In een eerder blogbericht schreef Moniek Heerings over de uitspraak van 16 april 2014, waarin de Afdeling uiteenzet onder welke voorwaarden een woonboot kan worden aangemerkt als bouwwerk. In een interessante uitspraak van 25 februari 2015 borduurt de Afdeling op dit thema voort.

In het blogbericht van 11 juli 2014 schreef Moniek Heerings over de uitspraak van 16 april 2014, waarin de Afdeling de eerder ingezette koers doorzet dat een woonboot kan worden aangemerkt als bouwwerk in de zin van art. 2.1, eerste lid aanhef en onder a, van de Wet algemene bepalingen omgevingsrecht (Wabo). De Afdeling zoekt voor invulling van het begrip “bouwwerk” aansluiting bij de definitie opgenomen in de modelbouwverordening. Uit deze definitie volgen vier criteria voor een bouwwerk. Het moet gaan om:

  • Een constructie van enige omvang;
  • van hout, steen, metaal of ander materiaal;
  • die op de plaats van bestemming hetzij direct of indirect met de grond verbonden is, hetzij direct of indirect steun vindt in of op de grond;
  • en is bedoeld om ter plaatse te functioneren.

Uitspraak Afdeling 16 april 2014

In de uitspraak van 16 april 2014 benadrukte de Afdeling dat het bedoeld gebruik ter plaatse (plaatsgebonden karakter) bepalend is, en niet de fysieke manier waarop de woonboot verbonden is met de bodem. Als gevolg van deze uitspraak kwalificeren een groot aantal woonboten als bouwwerk, waardoor voor het uitvoeren van een project zoals genoemd in art. 2.1 Wabo een omgevingsvergunning is vereist en de woonboot moet voldoen aan de eisen van het Bouwbesluit 2012.

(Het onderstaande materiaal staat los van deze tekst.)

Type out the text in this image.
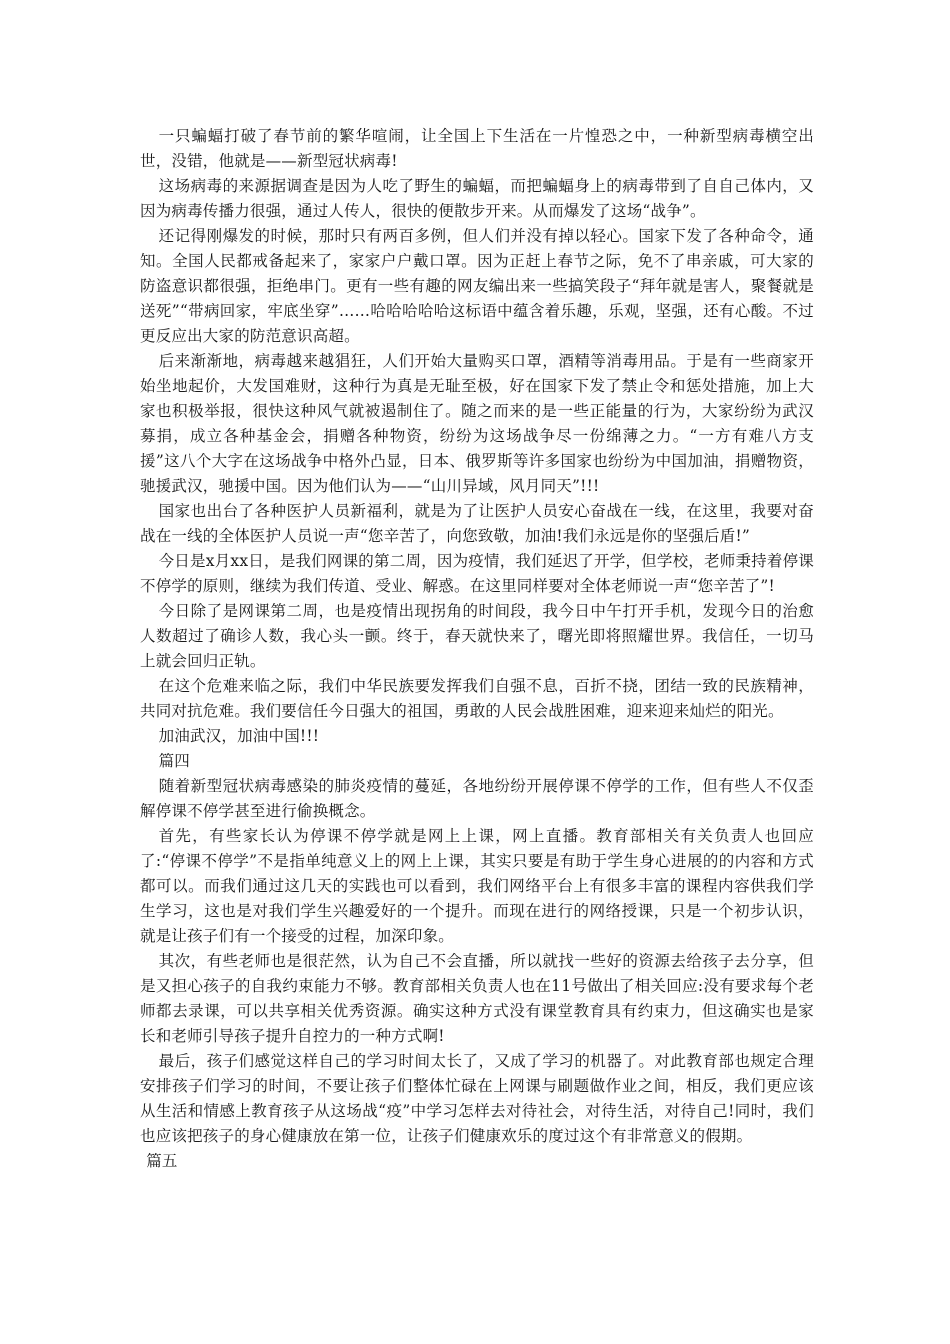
一只蝙蝠打破了春节前的繁华喧闹，让全国上下生活在一片惶恐之中，一种新型病毒横空出世，没错，他就是——新型冠状病毒!

这场病毒的来源据调查是因为人吃了野生的蝙蝠，而把蝙蝠身上的病毒带到了自自己体内，又因为病毒传播力很强，通过人传人，很快的便散步开来。从而爆发了这场“战争”。

还记得刚爆发的时候，那时只有两百多例，但人们并没有掉以轻心。国家下发了各种命令，通知。全国人民都戒备起来了，家家户户戴口罩。因为正赶上春节之际，免不了串亲戚，可大家的防盗意识都很强，拒绝串门。更有一些有趣的网友编出来一些搞笑段子“拜年就是害人，聚餐就是送死”“带病回家，牢底坐穿”……哈哈哈哈哈这标语中蕴含着乐趣，乐观，坚强，还有心酸。不过更反应出大家的防范意识高超。

后来渐渐地，病毒越来越猖狂，人们开始大量购买口罩，酒精等消毒用品。于是有一些商家开始坐地起价，大发国难财，这种行为真是无耻至极，好在国家下发了禁止令和惩处措施，加上大家也积极举报，很快这种风气就被遏制住了。随之而来的是一些正能量的行为，大家纷纷为武汉募捐，成立各种基金会，捐赠各种物资，纷纷为这场战争尽一份绵薄之力。“一方有难八方支援”这八个大字在这场战争中格外凸显，日本、俄罗斯等许多国家也纷纷为中国加油，捐赠物资，驰援武汉，驰援中国。因为他们认为——“山川异域，风月同天”!!!

国家也出台了各种医护人员新福利，就是为了让医护人员安心奋战在一线，在这里，我要对奋战在一线的全体医护人员说一声“您辛苦了，向您致敬，加油!我们永远是你的坚强后盾!”

今日是x月xx日，是我们网课的第二周，因为疫情，我们延迟了开学，但学校，老师秉持着停课不停学的原则，继续为我们传道、受业、解惑。在这里同样要对全体老师说一声“您辛苦了”!

今日除了是网课第二周，也是疫情出现拐角的时间段，我今日中午打开手机，发现今日的治愈人数超过了确诊人数，我心头一颤。终于，春天就快来了，曙光即将照耀世界。我信任，一切马上就会回归正轨。

在这个危难来临之际，我们中华民族要发挥我们自强不息，百折不挠，团结一致的民族精神，共同对抗危难。我们要信任今日强大的祖国，勇敢的人民会战胜困难，迎来迎来灿烂的阳光。

加油武汉，加油中国!!!

篇四

随着新型冠状病毒感染的肺炎疫情的蔓延，各地纷纷开展停课不停学的工作，但有些人不仅歪解停课不停学甚至进行偷换概念。

首先，有些家长认为停课不停学就是网上上课，网上直播。教育部相关有关负责人也回应了:“停课不停学”不是指单纯意义上的网上上课，其实只要是有助于学生身心进展的的内容和方式都可以。而我们通过这几天的实践也可以看到，我们网络平台上有很多丰富的课程内容供我们学生学习，这也是对我们学生兴趣爱好的一个提升。而现在进行的网络授课，只是一个初步认识，就是让孩子们有一个接受的过程，加深印象。

其次，有些老师也是很茫然，认为自己不会直播，所以就找一些好的资源去给孩子去分享，但是又担心孩子的自我约束能力不够。教育部相关负责人也在11号做出了相关回应:没有要求每个老师都去录课，可以共享相关优秀资源。确实这种方式没有课堂教育具有约束力，但这确实也是家长和老师引导孩子提升自控力的一种方式啊!

最后，孩子们感觉这样自己的学习时间太长了，又成了学习的机器了。对此教育部也规定合理安排孩子们学习的时间，不要让孩子们整体忙碌在上网课与刷题做作业之间，相反，我们更应该从生活和情感上教育孩子从这场战“疫”中学习怎样去对待社会，对待生活，对待自己!同时，我们也应该把孩子的身心健康放在第一位，让孩子们健康欢乐的度过这个有非常意义的假期。

篇五
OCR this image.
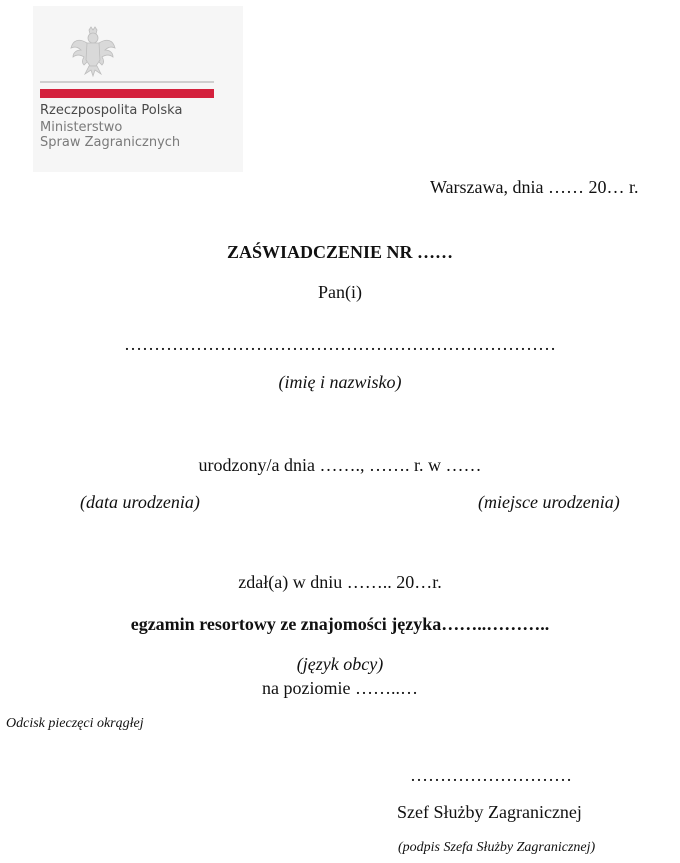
Rzeczpospolita Polska
Ministerstwo
Spraw Zagranicznych
Warszawa, dnia …… 20… r.
ZAŚWIADCZENIE NR ……
Pan(i)
………………………………………………………………
(imię i nazwisko)
urodzony/a dnia ……., ……. r. w ……
(data urodzenia)	(miejsce urodzenia)
zdał(a) w dniu …….. 20…r.
egzamin resortowy ze znajomości języka……..………..
(język obcy)
na poziomie ……..…
Odcisk pieczęci okrągłej
………………………
Szef Służby Zagranicznej
(podpis Szefa Służby Zagranicznej)
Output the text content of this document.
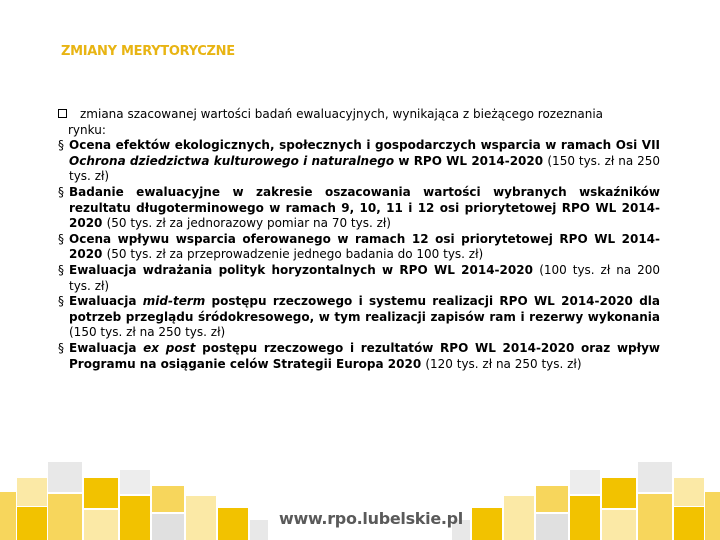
ZMIANY MERYTORYCZNE
zmiana szacowanej wartości badań ewaluacyjnych, wynikająca z bieżącego rozeznania
rynku:
§ Ocena efektów ekologicznych, społecznych i gospodarczych wsparcia w ramach Osi VII Ochrona dziedzictwa kulturowego i naturalnego w RPO WL 2014-2020 (150 tys. zł na 250 tys. zł)
§ Badanie ewaluacyjne w zakresie oszacowania wartości wybranych wskaźników rezultatu długoterminowego w ramach 9, 10, 11 i 12 osi priorytetowej RPO WL 2014-2020 (50 tys. zł za jednorazowy pomiar na 70 tys. zł)
§ Ocena wpływu wsparcia oferowanego w ramach 12 osi priorytetowej RPO WL 2014-2020 (50 tys. zł za przeprowadzenie jednego badania do 100 tys. zł)
§ Ewaluacja wdrażania polityk horyzontalnych w RPO WL 2014-2020 (100 tys. zł na 200 tys. zł)
§ Ewaluacja mid-term postępu rzeczowego i systemu realizacji RPO WL 2014-2020 dla potrzeb przeglądu śródokresowego, w tym realizacji zapisów ram i rezerwy wykonania (150 tys. zł na 250 tys. zł)
§ Ewaluacja ex post postępu rzeczowego i rezultatów RPO WL 2014-2020 oraz wpływ Programu na osiąganie celów Strategii Europa 2020 (120 tys. zł na 250 tys. zł)
www.rpo.lubelskie.pl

Uitspraak Afdeling 25 februari 2015

In een nieuwe uitspraak van 25 februari 2015 over woonboten haakt de Afdeling aan op de bovengenoemde uitspraak. Deze zaak ging over het bestemmingsplan “Sixhaven”. Appellanten zijn eigenaar van een woonark met een ligplaats in de gemeente Amsterdam op het IJ.

Bestemming woonark

De Afdeling ziet zich voor de vraag gesteld of de woonark van appellanten met de aanduiding "specifieke vorm van water - 3" als zodanig is bestemd. In het bestemmingsplan zijn ligplaatsen ten behoeve van woonboten, woonarken en woonvaartuigen toegestaan. Onder een woonschip wordt verstaan een vaartuig, daaronder begrepen een object te water, dat hoofdzakelijk wordt gebruikt als of is bestemd tot woonverblijf, niet zijnde een object dat valt onder de Woningwet. Gelet hierop is de planregeling voor woonarken alleen van toepassing op woonschepen die geen bouwwerk zijn als bedoeld in de Woningwet (thans: Wabo). De Afdeling verwijst naar de uitspraak van 16 april 2014, waaruit volgt dat het begrip bouwwerk niet in de Wabo is omschreven. De Wabo beoogt, gelet op de wetsgeschiedenis, bij het begrip "bouwwerk" aan te sluiten zoals dat onder de Woningwet werd aangeduid. De Afdeling overweegt, onder verwijzing naar een uitspraak van 17 juli 2013, dat “voor de uitleg van het begrip bouwwerk ook bij toepassing van de Wabo aansluiting kan worden gezocht bij de modelbouwverordening die een bruikbare omschrijving van het begrip bouwwerk omvat. Deze luidt: "elke constructie van enige omvang van hout, steen, metaal of ander materiaal, die op de plaats van bestemming hetzij direct of indirect met de grond verbonden is, hetzij direct of indirect steun vindt in of op de grond, bedoeld om ter plaatse te functioneren".”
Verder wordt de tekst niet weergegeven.